Schicksal... was für ein unscheinbares Wort. Wie grauenvoll konnte es sein, wenn man es herausforderte oder es gar unterschätzte? Frustriert lachte ich. So wie ich. Ich hatte nie geglaubt, dass es einen Grund dafür gab, warum ich nie lange in einer Beziehung bleiben konnte. Warum es einfach nicht funktionierte. Warum ich am Ende doch jedes Mal wieder alleine dastand. Jetzt stand ich hier, hatte aus einer Laune heraus eine Bewerbung in die USA geschickt und fand mich im Chaos meines Lebens wieder. Ich weiß es gibt ein Buch, es heißt "Das Schicksal ist ein mieser Verräter". Ich habe es nicht gelesen, denn schon alleine der Titel hatte mir verraten, dass ich wahrscheinlich Rotz und Wasser heulen würde. Jetzt gerade in diesem Moment glaubte ich, dass dieser Titel nicht nur der absoluten Wahrheit entsprach, sondern meine Zukunft beschrieb.

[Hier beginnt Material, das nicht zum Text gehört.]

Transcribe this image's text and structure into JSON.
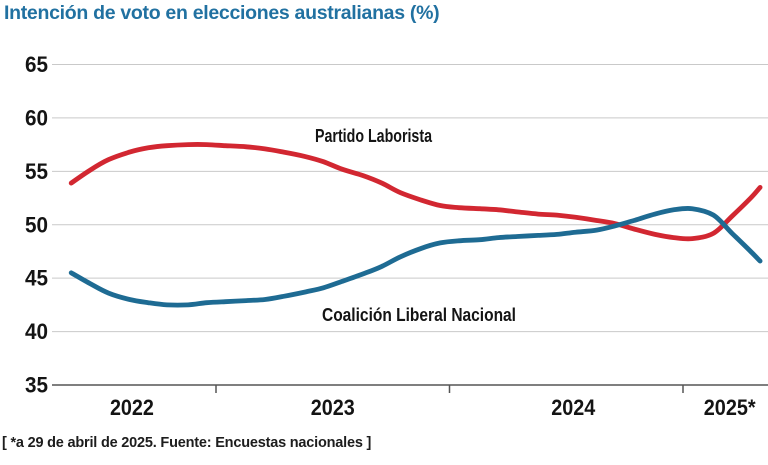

Sacht strich ich ihr über die mittlerweile knochige Hand und die Tränen stiegen mir in die Augen. Ich war Schuld an ihrem Zustand. Hätte ich doch bloß gesehen an diesem Tag. Hätte ich gesehen, dass mein ganzer Körper mit blauen Flecken übersät worden war. Hätte ich bemerkt, dass der Traum gar kein Traum gewesen war, dann wäre Ilayne nicht ausgerastet. Sie hätte sich nicht verwandelt und hätte nicht mit ihrem eigenen Mann gekämpft. Hätte sie sich nicht für mich eingesetzt...

"Hier bist du, hätte ich mir eigentlich denken können.", riss mich Taylors Stimme aus meinen trüben Gedanken. Schnell wischte ich mir die Tränen aus den Augen und Atmete ein paar Mal tief durch. Da war er wieder, der Moment in dem er mir die alles entscheidende Frage stellen würde. Ich spürte, dass er hinter mich getreten war.

"Sie ist meine Freundin...der einzige Mensch, der mir hier nahe steht.", sagte ich, drückte noch ein Mal zum Abschied ihre Hand und wandte mich dann zum Gehen, doch wie immer stellte sich Taylor mir in den Weg.

"Erinnerst du dich denn immer noch nicht?", fragte er und ich konnte die Trauer in seinen Augen lesen.

Mein Blick fiel kurz auf Ilayne, ihre weise Haut, die Verbände, dann wieder zu ihm. Wie gerne hätte ich ihn angeschrien und ihn zur Sau gemacht. Ihm erzählt, dass ich mich erinnerte, dass er mein Mate war und dass ich nicht fassen konnte, wie er mich Nacht für Nacht förmlich misshandelt hatte, um mir eine so negative Erinnerung zurück zu geben, dass ich am liebsten sofort abgehauen wäre. Aber dann würde ich wahrscheinlich nur so enden wie Ilayne und das durfte nicht passieren. Ich war nur ein Mensch, ich würde es nicht überleben. Ich würde sterben. Und Ilayne gleich mit. Denn ich war mir sicher, sie wäre die Einzige, die mich verteidigen würde.

Ich war mir bewusst, dass meine Augen grün funkelten, angestachelt von der Flamme der Wut, die in mir loderte, als ich ihm antwortete. Ich hasste ihn und ich würde es ihn spüren lassen, mit jeder Faser meines menschlichen Körpers würde ich es ihn büssen lassen, dass er es gewagt hatte in mein geordnetes Leben zu treten und es zu zerstören. Er sah es. Das sah ich in seinen Augen, als ich ihm mit einem simplen "Nein" antwortete und ging.